O crescimento da extrema direita israelense e do colonialismo sionista aprofundam os ataques ao povo na palestino

André Massabki 28 mar 2023, 11:51

Uma verdadeira convulsão social, política e jurídica tem acometido toda a região de Israel/Palestina nas últimas semanas e despertado preocupação na comunidade internacional de conjunto: no dia 4 de janeiro, pouco após a eleição de Benjamin Netanyahu como primeiro-ministro numa coalizão com partidos de extrema-direita fundamentalista, seu ministro da Justiça anuncia um plano de reforma judicial que, entre outros pontos, reserva ao governo em vigor uma larga maioria dentro do comitê que nomeia os juízes da Suprema Corte, bem como permite ao congresso derrubar decisões judiciais por maioria simples. Desde então, milhares de pessoas vêm tomando as ruas em uma série de atos espontâneos, sem uma liderança centralizada, em oposição a tais medidas reacionárias, fruto da influência mais que direta de setores ultraortodoxos que diariamente atacam direitos civis de grupos oprimidos, bem como expressam ojeriza ao povo palestino, ampliando a ocupação ilegal por colonos sionistas em Gaza e Cisjordânia.

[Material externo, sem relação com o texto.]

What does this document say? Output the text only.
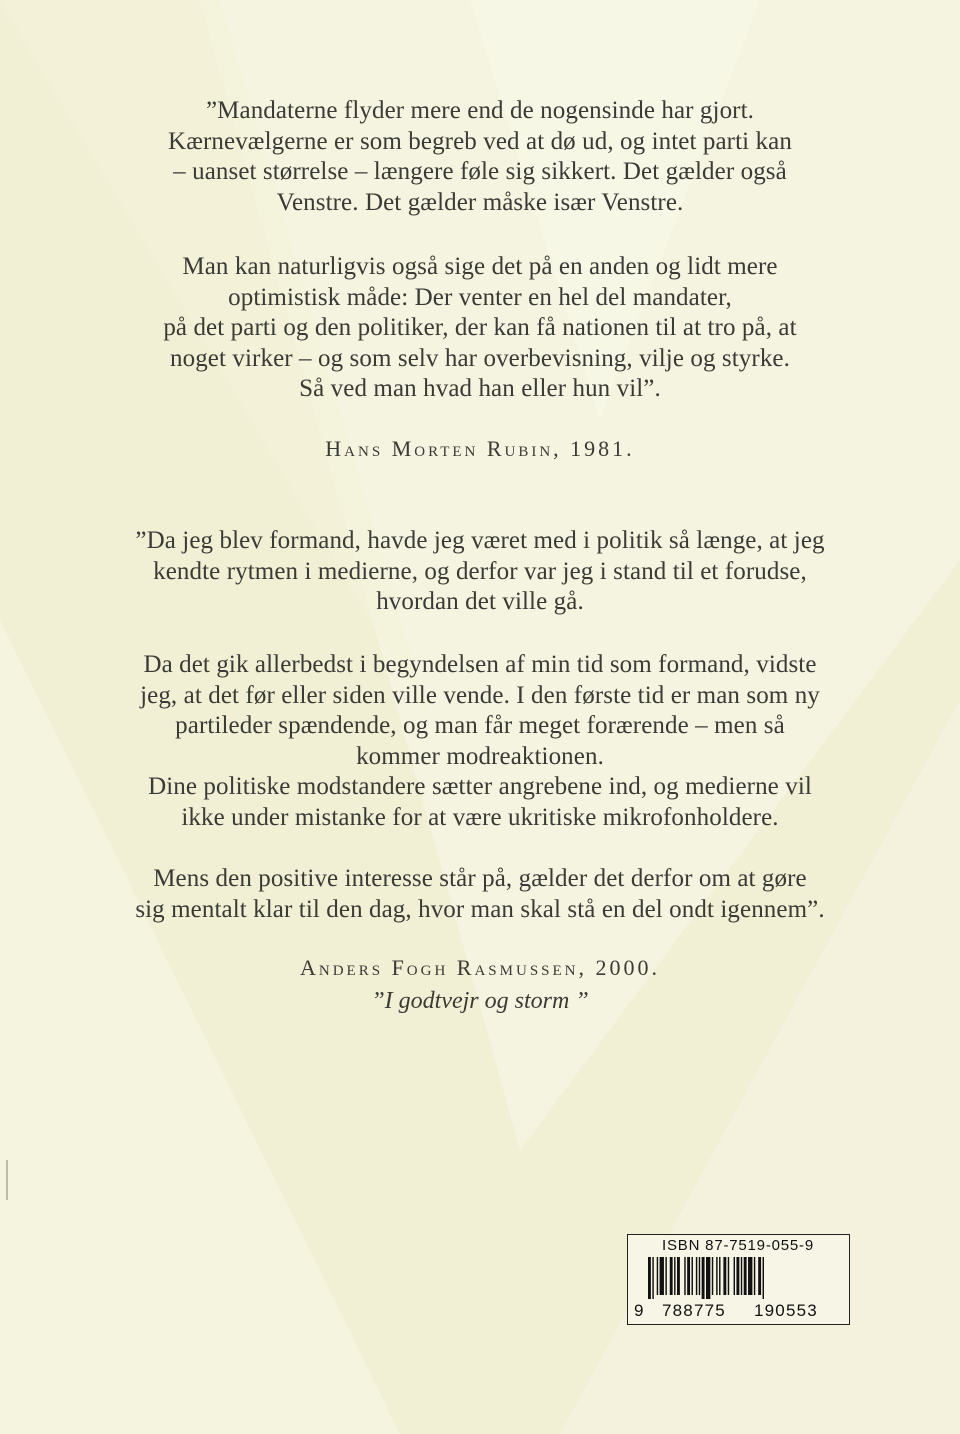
”Mandaterne flyder mere end de nogensinde har gjort.
Kærnevælgerne er som begreb ved at dø ud, og intet parti kan
– uanset størrelse – længere føle sig sikkert. Det gælder også
Venstre. Det gælder måske især Venstre.
Man kan naturligvis også sige det på en anden og lidt mere
optimistisk måde: Der venter en hel del mandater,
på det parti og den politiker, der kan få nationen til at tro på, at
noget virker – og som selv har overbevisning, vilje og styrke.
Så ved man hvad han eller hun vil”.
Hans Morten Rubin, 1981.
”Da jeg blev formand, havde jeg været med i politik så længe, at jeg
kendte rytmen i medierne, og derfor var jeg i stand til et forudse,
hvordan det ville gå.
Da det gik allerbedst i begyndelsen af min tid som formand, vidste
jeg, at det før eller siden ville vende. I den første tid er man som ny
partileder spændende, og man får meget forærende – men så
kommer modreaktionen.
Dine politiske modstandere sætter angrebene ind, og medierne vil
ikke under mistanke for at være ukritiske mikrofonholdere.
Mens den positive interesse står på, gælder det derfor om at gøre
sig mentalt klar til den dag, hvor man skal stå en del ondt igennem”.
Anders Fogh Rasmussen, 2000.
”I godtvejr og storm ”
ISBN 87-7519-055-9
9 788775 190553
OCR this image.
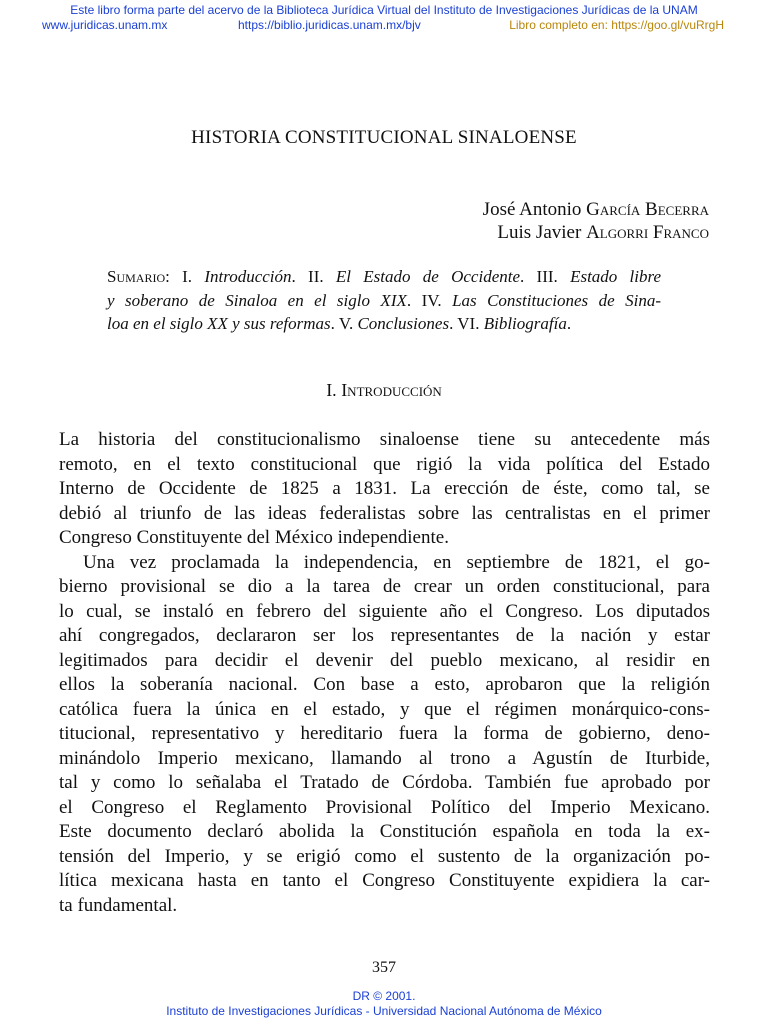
Este libro forma parte del acervo de la Biblioteca Jurídica Virtual del Instituto de Investigaciones Jurídicas de la UNAM
www.juridicas.unam.mx	https://biblio.juridicas.unam.mx/bjv	Libro completo en: https://goo.gl/vuRrgH
HISTORIA CONSTITUCIONAL SINALOENSE
José Antonio García Becerra
Luis Javier Algorri Franco
Sumario: I. Introducción. II. El Estado de Occidente. III. Estado libre
y soberano de Sinaloa en el siglo XIX. IV. Las Constituciones de Sina-
loa en el siglo XX y sus reformas. V. Conclusiones. VI. Bibliografía.
I. Introducción
La historia del constitucionalismo sinaloense tiene su antecedente más
remoto, en el texto constitucional que rigió la vida política del Estado
Interno de Occidente de 1825 a 1831. La erección de éste, como tal, se
debió al triunfo de las ideas federalistas sobre las centralistas en el primer
Congreso Constituyente del México independiente.
Una vez proclamada la independencia, en septiembre de 1821, el go-
bierno provisional se dio a la tarea de crear un orden constitucional, para
lo cual, se instaló en febrero del siguiente año el Congreso. Los diputados
ahí congregados, declararon ser los representantes de la nación y estar
legitimados para decidir el devenir del pueblo mexicano, al residir en
ellos la soberanía nacional. Con base a esto, aprobaron que la religión
católica fuera la única en el estado, y que el régimen monárquico-cons-
titucional, representativo y hereditario fuera la forma de gobierno, deno-
minándolo Imperio mexicano, llamando al trono a Agustín de Iturbide,
tal y como lo señalaba el Tratado de Córdoba. También fue aprobado por
el Congreso el Reglamento Provisional Político del Imperio Mexicano.
Este documento declaró abolida la Constitución española en toda la ex-
tensión del Imperio, y se erigió como el sustento de la organización po-
lítica mexicana hasta en tanto el Congreso Constituyente expidiera la car-
ta fundamental.
357
DR © 2001.
Instituto de Investigaciones Jurídicas - Universidad Nacional Autónoma de México
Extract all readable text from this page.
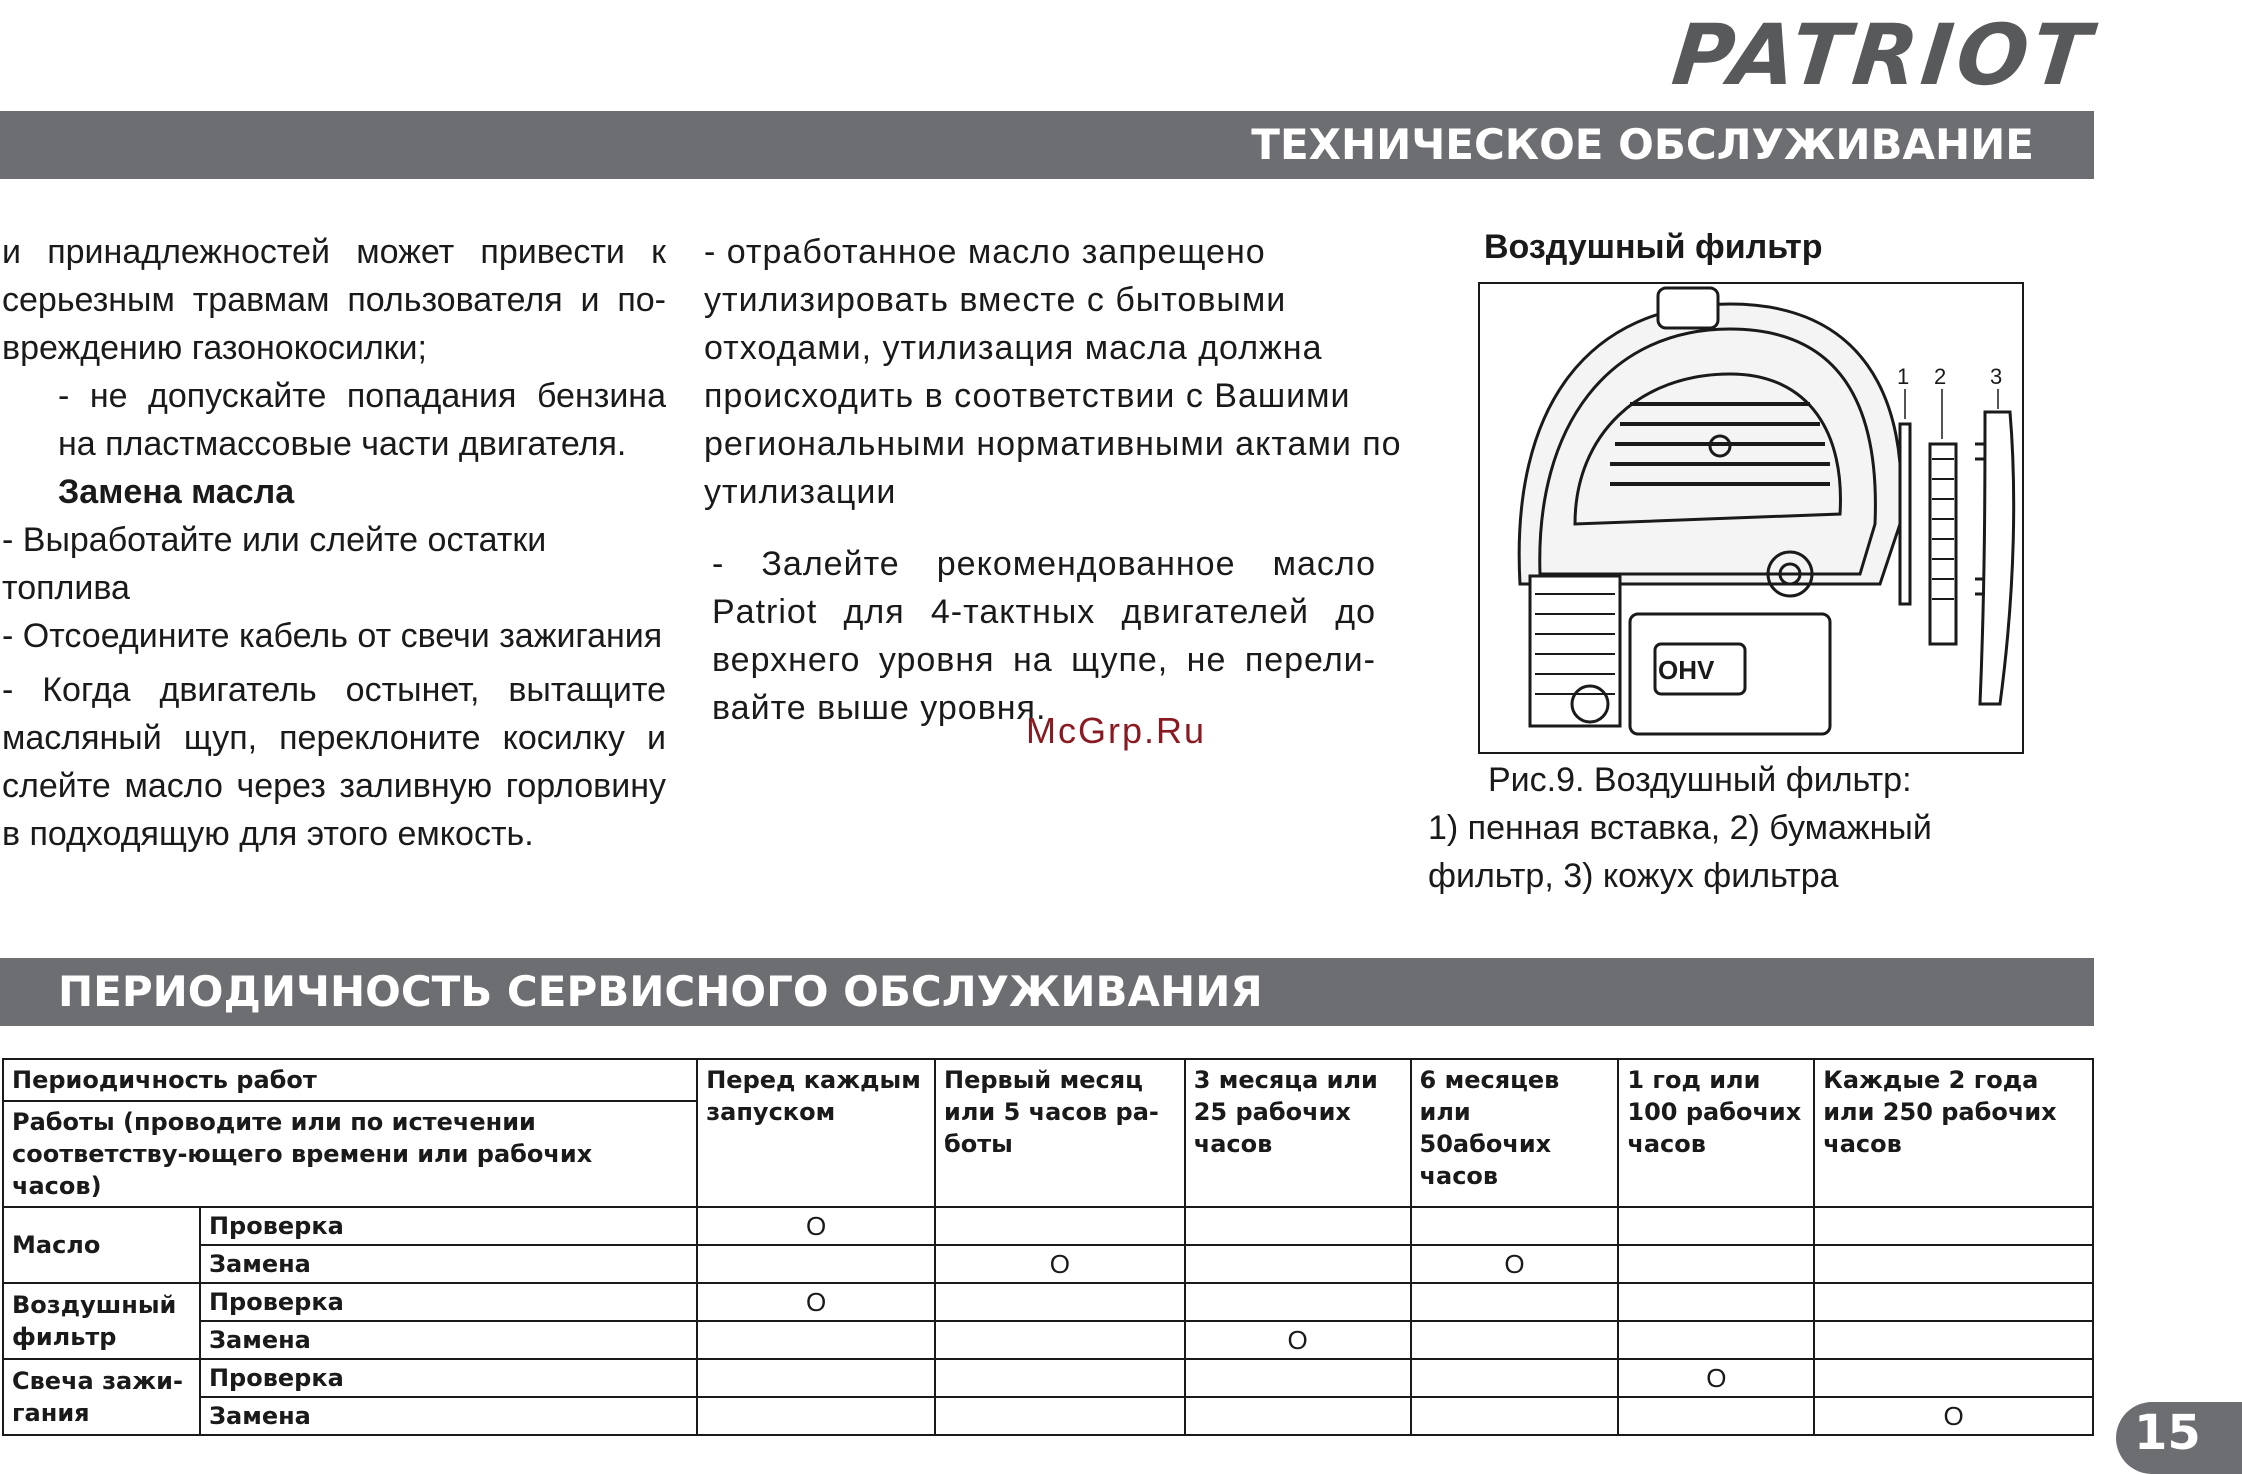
PATRIOT
ТЕХНИЧЕСКОЕ ОБСЛУЖИВАНИЕ

и принадлежностей может привести к серьезным травмам пользователя и по-вреждению газонокосилки;

- не допускайте попадания бензина на пластмассовые части двигателя.

Замена масла

- Выработайте или слейте остатки топлива

- Отсоедините кабель от свечи зажигания

- Когда двигатель остынет, вытащите масляный щуп, переклоните косилку и слейте масло через заливную горловину в подходящую для этого емкость.

- отработанное масло запрещено утилизировать вместе с бытовыми отходами, утилизация масла должна происходить в соответствии с Вашими региональными нормативными актами по утилизации

- Залейте рекомендованное масло Patriot для 4-тактных двигателей до верхнего уровня на щупе, не перели-вайте выше уровня.

Воздушный фильтр
OHV
1 2 3
Рис.9. Воздушный фильтр:
1) пенная вставка, 2) бумажный фильтр, 3) кожух фильтра
McGrp.Ru
ПЕРИОДИЧНОСТЬ СЕРВИСНОГО ОБСЛУЖИВАНИЯ
Периодичность работ		Перед каждым запуском	Первый месяц или 5 часов ра-боты	3 месяца или 25 рабочих часов	6 месяцев или 50абочих часов	1 год или 100 рабочих часов	Каждые 2 года или 250 рабочих часов
Работы (проводите или по истечении соответству-ющего времени или рабочих часов)							
Масло	Проверка	O					
	Замена		O		O		
Воздушный фильтр	Проверка	O					
	Замена			O			
Свеча зажи-гания	Проверка					O	
	Замена						O	15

Para se ter uma noção do grau de tensão interna, tais atos antirreforma, que têm mobilizado centenas de milhares de pessoas em Israel numa frequência de duas vezes por semana aproximadamente, vêm recebendo apoio dos mais variados setores sociais, de juristas e políticos progressistas a reservistas das Forças Armadas. Tamanha é a pressão para cima do novo governo Netanyahu que o presidente Isaac Herzog, histórico opositor seu, realizou um pronunciamento oficial na última quarta-feira (15), afirmando que o país “está agonizando em uma profunda crise. Qualquer um que pense que uma verdadeira guerra civil (…) não está no horizonte está enganado. O abismo está a uma curta distância”1. As duras palavras de Herzog, cujo cargo que ocupa é no geral meramente protocolar, foram seguidas de uma contraproposta à reforma judicial que ele intitulou como a “diretiva popular”, na qual o comitê de seleção para a Suprema Corte inclua seu presidente, dois juízes, três ministros (entre eles o da Justiça) e dois servidores públicos (a serem acordados entre as demais partes).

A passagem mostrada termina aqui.